LANGKAT (Arrahmah.id) - Kabupaten Langkat, Sumatera Utara, kembali menjadi sorotan setelah dua bupatinya secara berturut-turut terjerat operasi tangkap tangan (OTT) Komisi Pemberantasan Korupsi (KPK) dalam rentang waktu sekitar empat tahun.
Ironisnya, bupati yang baru ditetapkan sebagai tersangka merupakan pengganti kepala daerah sebelumnya yang juga ditangkap KPK.
Kasus pertama terjadi pada Januari 2022 ketika KPK melakukan OTT terhadap Bupati Langkat saat itu, Terbit Rencana Perangin-angin, bersama sejumlah pihak lainnya.

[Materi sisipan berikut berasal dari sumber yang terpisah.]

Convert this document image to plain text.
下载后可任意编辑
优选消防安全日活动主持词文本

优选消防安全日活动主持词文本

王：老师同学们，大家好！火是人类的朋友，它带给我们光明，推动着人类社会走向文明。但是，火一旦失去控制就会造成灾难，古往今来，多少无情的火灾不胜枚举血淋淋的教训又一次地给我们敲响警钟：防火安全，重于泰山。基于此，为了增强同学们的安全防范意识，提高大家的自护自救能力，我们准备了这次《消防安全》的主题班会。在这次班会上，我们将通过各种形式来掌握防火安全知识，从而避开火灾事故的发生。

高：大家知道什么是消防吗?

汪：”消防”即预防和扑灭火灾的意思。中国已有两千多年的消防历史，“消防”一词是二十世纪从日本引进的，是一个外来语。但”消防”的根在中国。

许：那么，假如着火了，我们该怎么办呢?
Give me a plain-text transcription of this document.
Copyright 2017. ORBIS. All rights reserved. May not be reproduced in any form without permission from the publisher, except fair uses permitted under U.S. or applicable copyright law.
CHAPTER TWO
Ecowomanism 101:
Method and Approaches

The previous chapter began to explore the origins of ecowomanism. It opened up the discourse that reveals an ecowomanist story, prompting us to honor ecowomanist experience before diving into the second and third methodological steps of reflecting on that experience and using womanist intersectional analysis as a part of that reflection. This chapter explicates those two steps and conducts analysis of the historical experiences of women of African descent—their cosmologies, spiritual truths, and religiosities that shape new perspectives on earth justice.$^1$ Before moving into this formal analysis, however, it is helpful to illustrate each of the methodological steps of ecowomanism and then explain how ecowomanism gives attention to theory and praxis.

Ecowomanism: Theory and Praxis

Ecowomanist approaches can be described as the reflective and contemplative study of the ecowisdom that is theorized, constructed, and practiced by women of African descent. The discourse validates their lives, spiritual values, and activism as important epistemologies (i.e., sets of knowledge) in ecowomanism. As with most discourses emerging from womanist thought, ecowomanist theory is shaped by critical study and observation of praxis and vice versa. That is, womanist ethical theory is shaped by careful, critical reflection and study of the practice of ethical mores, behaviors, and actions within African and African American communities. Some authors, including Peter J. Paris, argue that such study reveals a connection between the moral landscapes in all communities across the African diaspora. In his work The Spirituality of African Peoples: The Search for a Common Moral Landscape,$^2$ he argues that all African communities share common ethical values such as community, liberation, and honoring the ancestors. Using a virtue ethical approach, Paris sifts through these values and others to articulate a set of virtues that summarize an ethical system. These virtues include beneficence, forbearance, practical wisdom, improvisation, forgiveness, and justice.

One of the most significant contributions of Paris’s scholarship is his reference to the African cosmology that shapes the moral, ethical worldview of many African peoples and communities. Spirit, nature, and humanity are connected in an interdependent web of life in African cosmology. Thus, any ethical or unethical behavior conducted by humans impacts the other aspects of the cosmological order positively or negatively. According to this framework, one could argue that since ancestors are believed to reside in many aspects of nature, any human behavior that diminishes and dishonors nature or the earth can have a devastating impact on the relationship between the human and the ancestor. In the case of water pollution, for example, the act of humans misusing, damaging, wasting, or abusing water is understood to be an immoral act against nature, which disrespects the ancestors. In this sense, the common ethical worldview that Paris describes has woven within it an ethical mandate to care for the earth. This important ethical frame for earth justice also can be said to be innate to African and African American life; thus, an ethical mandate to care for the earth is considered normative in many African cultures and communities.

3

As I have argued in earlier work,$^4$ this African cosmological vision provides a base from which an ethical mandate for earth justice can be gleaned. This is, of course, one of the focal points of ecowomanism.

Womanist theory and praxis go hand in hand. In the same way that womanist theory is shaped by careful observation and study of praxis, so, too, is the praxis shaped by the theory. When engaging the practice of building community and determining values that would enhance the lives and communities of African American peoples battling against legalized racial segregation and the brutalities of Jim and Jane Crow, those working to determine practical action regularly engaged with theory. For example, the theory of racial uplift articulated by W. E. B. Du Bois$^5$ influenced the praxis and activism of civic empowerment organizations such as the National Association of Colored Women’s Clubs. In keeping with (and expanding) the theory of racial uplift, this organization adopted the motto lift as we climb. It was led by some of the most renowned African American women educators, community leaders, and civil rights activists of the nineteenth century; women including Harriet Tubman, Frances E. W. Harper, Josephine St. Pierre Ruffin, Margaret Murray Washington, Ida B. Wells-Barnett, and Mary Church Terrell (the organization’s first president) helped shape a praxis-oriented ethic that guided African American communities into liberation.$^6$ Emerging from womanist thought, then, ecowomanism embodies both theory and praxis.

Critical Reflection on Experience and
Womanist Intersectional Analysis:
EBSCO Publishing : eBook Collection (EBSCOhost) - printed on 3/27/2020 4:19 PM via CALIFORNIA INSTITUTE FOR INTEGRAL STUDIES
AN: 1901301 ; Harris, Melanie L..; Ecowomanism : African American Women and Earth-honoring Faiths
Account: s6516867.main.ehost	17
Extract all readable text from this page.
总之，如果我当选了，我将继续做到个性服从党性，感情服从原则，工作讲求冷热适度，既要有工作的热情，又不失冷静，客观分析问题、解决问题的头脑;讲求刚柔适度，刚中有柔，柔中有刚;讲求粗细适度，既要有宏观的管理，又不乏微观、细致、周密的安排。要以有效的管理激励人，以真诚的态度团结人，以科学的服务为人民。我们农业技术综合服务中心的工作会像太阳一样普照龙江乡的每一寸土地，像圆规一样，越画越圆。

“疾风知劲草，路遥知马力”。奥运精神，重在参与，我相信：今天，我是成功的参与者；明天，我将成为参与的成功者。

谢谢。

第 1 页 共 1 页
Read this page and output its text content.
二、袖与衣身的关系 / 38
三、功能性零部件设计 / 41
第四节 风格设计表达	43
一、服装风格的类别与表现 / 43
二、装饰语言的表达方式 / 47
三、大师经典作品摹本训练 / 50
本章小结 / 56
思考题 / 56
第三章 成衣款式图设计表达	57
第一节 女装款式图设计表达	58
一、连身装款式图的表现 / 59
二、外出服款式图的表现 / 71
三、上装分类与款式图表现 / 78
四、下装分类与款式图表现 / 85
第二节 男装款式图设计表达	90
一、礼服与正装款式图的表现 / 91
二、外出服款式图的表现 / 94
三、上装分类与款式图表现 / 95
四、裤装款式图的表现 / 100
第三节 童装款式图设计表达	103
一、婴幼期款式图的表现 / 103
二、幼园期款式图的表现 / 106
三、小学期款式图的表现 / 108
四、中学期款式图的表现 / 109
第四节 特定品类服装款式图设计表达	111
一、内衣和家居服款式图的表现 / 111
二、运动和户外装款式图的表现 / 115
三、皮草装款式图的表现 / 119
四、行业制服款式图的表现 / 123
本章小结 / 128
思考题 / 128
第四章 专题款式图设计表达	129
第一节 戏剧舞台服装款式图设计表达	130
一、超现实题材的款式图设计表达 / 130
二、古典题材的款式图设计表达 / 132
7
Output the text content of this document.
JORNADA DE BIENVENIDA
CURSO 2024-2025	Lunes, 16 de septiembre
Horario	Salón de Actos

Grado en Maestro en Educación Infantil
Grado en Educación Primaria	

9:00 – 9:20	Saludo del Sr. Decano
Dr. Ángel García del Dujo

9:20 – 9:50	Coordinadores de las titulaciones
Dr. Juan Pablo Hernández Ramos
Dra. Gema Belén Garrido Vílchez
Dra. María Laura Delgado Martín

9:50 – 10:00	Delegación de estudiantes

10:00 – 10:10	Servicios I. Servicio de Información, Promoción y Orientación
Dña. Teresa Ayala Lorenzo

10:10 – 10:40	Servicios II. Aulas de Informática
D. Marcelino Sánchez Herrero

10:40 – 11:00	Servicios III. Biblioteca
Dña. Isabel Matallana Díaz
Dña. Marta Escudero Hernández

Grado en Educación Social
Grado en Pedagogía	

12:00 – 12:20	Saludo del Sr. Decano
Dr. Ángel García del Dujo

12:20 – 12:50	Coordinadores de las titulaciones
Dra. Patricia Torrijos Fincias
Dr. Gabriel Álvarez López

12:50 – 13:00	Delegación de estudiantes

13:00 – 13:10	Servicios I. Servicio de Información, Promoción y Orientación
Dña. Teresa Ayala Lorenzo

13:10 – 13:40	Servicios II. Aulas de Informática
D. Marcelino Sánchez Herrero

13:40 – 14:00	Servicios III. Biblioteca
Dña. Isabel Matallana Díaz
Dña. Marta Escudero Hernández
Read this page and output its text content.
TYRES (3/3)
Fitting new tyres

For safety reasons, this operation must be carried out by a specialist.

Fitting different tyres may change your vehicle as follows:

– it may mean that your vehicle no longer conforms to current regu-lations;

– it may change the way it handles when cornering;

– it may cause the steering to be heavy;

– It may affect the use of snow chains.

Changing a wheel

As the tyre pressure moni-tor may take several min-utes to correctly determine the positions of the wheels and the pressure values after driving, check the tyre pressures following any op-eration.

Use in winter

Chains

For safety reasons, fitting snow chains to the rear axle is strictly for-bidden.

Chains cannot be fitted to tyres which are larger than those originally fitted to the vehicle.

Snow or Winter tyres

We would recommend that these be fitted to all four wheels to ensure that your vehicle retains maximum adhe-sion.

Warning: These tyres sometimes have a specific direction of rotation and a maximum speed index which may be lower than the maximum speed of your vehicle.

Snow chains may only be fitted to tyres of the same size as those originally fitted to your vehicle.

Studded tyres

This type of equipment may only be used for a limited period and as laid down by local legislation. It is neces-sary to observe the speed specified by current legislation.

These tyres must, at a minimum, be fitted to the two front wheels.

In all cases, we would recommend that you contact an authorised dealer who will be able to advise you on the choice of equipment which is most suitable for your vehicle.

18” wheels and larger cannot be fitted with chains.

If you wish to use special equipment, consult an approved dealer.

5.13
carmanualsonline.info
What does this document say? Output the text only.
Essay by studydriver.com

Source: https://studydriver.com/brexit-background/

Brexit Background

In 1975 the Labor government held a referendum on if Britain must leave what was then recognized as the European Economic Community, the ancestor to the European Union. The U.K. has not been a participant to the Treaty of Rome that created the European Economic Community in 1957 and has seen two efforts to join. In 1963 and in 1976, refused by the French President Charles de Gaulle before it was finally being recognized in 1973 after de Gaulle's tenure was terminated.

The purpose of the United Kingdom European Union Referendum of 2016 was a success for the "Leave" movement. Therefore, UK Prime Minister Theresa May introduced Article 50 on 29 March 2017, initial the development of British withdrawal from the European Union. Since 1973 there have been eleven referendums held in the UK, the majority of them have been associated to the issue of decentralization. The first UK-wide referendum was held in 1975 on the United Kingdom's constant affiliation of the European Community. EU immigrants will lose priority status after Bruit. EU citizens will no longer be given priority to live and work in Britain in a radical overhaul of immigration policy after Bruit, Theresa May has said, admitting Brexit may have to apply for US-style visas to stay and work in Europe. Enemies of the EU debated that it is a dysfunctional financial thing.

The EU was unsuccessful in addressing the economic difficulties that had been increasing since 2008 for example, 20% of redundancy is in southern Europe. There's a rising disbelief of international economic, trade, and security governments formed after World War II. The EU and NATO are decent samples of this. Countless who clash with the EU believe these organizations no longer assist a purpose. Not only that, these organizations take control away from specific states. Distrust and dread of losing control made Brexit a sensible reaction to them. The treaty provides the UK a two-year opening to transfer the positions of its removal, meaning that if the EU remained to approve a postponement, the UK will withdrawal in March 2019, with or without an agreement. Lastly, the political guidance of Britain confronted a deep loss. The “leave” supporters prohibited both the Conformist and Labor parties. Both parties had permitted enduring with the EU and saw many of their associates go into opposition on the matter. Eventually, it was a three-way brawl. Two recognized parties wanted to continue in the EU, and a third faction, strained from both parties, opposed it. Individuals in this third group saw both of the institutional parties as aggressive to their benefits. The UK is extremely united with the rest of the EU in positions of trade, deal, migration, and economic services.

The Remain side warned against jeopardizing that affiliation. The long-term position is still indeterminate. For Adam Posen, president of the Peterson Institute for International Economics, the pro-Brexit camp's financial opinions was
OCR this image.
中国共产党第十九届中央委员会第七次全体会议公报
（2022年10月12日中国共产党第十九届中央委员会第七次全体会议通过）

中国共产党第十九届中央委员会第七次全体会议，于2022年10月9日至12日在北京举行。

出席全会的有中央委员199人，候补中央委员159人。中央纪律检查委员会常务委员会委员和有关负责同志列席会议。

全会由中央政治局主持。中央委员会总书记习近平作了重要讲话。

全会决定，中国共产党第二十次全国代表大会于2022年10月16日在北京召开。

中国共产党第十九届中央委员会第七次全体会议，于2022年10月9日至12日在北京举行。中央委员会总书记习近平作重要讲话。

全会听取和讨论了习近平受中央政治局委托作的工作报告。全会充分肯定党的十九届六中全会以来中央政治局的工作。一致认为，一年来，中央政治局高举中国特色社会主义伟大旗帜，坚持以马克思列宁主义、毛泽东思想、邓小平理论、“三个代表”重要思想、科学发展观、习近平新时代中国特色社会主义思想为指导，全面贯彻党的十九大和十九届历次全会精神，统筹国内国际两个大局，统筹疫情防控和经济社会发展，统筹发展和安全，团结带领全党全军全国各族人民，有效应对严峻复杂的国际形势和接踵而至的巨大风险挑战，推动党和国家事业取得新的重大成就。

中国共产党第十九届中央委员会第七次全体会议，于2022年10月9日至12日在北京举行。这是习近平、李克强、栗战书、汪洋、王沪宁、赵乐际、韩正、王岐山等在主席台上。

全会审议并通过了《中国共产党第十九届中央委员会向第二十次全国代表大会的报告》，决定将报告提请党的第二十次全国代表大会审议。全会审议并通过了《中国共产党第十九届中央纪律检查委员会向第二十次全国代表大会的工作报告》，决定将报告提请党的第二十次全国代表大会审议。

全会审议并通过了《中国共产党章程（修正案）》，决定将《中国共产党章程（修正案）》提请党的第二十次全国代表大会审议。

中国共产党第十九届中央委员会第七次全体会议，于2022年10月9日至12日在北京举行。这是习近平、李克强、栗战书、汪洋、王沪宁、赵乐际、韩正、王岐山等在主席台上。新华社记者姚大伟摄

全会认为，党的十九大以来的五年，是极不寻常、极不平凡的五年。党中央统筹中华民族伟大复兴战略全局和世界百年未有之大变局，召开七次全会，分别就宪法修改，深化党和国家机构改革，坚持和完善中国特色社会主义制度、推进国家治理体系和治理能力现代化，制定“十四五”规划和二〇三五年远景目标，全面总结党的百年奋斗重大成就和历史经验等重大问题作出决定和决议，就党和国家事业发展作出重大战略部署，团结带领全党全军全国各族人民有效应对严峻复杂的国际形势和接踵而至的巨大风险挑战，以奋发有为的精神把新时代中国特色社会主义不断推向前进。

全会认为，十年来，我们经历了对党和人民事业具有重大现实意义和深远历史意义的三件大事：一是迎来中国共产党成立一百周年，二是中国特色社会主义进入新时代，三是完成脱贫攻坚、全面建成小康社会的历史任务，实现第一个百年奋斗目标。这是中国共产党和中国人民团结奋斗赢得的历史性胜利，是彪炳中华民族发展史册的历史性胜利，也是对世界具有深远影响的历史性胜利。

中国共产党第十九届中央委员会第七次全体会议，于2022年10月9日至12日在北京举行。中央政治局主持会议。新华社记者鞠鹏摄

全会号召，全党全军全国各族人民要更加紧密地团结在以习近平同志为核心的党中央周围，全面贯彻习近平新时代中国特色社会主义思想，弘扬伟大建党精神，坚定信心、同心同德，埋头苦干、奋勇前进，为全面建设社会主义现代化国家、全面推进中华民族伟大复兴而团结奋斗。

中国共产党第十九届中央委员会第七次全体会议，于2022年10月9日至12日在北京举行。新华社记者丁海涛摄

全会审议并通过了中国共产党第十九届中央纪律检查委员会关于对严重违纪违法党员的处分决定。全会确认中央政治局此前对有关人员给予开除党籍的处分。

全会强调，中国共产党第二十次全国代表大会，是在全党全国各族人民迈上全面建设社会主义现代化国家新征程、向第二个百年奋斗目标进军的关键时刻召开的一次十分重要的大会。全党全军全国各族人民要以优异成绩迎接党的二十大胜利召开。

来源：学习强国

Setelah pemeriksaan, Terbit ditetapkan sebagai tersangka dalam perkara suap terkait proyek di Dinas Pekerjaan Umum dan Penataan Ruang (PUPR) Kabupaten Langkat tahun 2021.
Dalam proses persidangan di Pengadilan Tindak Pidana Korupsi (Tipikor) Jakarta Pusat, Terbit dinyatakan terbukti bersalah menerima suap dan dijatuhi hukuman sembilan tahun penjara serta denda Rp300 juta.
Pada tingkat banding, hukumannya dikurangi menjadi tujuh tahun enam bulan penjara dengan denda tetap Rp300 juta. Putusan tersebut kemudian dikuatkan hingga tingkat kasasi.
Tak hanya tersandung kasus korupsi, Terbit juga terseret perkara "kerangkeng manusia". Meski sempat divonis bebas di tingkat sebelumnya, Mahkamah Agung (MA) membatalkan putusan tersebut dan menjatuhkan hukuman empat tahun penjara serta denda Rp200 juta. Upaya Peninjauan Kembali (PK) yang diajukan Terbit juga ditolak MA.
Pengganti Terbit Kini Ikut Terjerat
Empat tahun berselang, tepatnya pada Kamis (2/7/2026), KPK kembali melakukan OTT di Kabupaten Langkat. Kali ini, yang diamankan adalah Bupati Langkat Syah Afandin atau yang akrab disapa Ondim.
Syah Afandin menjadi bupati kedua Langkat yang ditangkap KPK secara beruntun.
KPK menetapkan Syah sebagai tersangka dalam kasus dugaan suap proyek di Dinas Pendidikan dan Dinas Perumahan dan Kawasan Permukiman (Perkim) Kabupaten Langkat.
Selain Syah Afandin, KPK juga menetapkan Yaqub Abdhal Al Mu'arif, yang disebut sebagai tim sukses Syah pada Pilkada 2024, sebagai tersangka.
Tak hanya dugaan suap proyek, KPK juga mengungkap adanya dugaan penerimaan gratifikasi oleh Syah Afandin dengan nilai sedikitnya Rp3,5 miliar.
Plt Direktur Penyidikan KPK Achmad Taufik Husein menjelaskan bahwa gratifikasi tersebut diduga berkaitan dengan mutasi dan pengisian jabatan di lingkungan Dinas Pendidikan serta jabatan camat di Kabupaten Langkat.
Selain itu, KPK juga menduga terdapat praktik jual beli jabatan kepala sekolah SD dan SMP di lingkungan Pemerintah Kabupaten Langkat.
KPK: Seperti Terjadi Regenerasi Koruptor
Menanggapi kasus yang menjerat dua bupati Langkat secara berurutan, KPK menyampaikan keprihatinannya.
Juru Bicara KPK, Budi Prasetyo, mengatakan Syah Afandin sebelumnya merupakan Wakil Bupati Langkat yang kemudian menjabat sebagai Pelaksana Tugas (Plt) Bupati setelah Terbit tersandung kasus hukum. Syah kemudian terpilih menjadi Bupati Langkat periode 2025–2030.
Menurut KPK, kondisi tersebut membuat praktik korupsi di Kabupaten Langkat seolah terjadi secara berulang dari satu kepemimpinan ke kepemimpinan berikutnya.
"Ironinya, SAF merupakan Wakil Bupati pada saat itu, kemudian menjadi Plt Bupati, dan terpilih menjadi Bupati periode 2025–2030. Sehingga peristiwa tertangkap tangan kali ini seolah menjadi praktik korupsi yang back to back," ujar Budi Prasetyo.
Ia bahkan menyebut fenomena tersebut seperti adanya "regenerasi pelaku korupsi" di Kabupaten Langkat.
KPK pun mengingatkan agar pejabat yang nantinya menggantikan Syah Afandin dapat menjaga amanah masyarakat dan tidak mengulangi praktik korupsi yang sama.
"Terjeratnya kembali Bupati Langkat ini juga menjadi peringatan keras bagi jajaran pemerintah daerah," tegas Budi.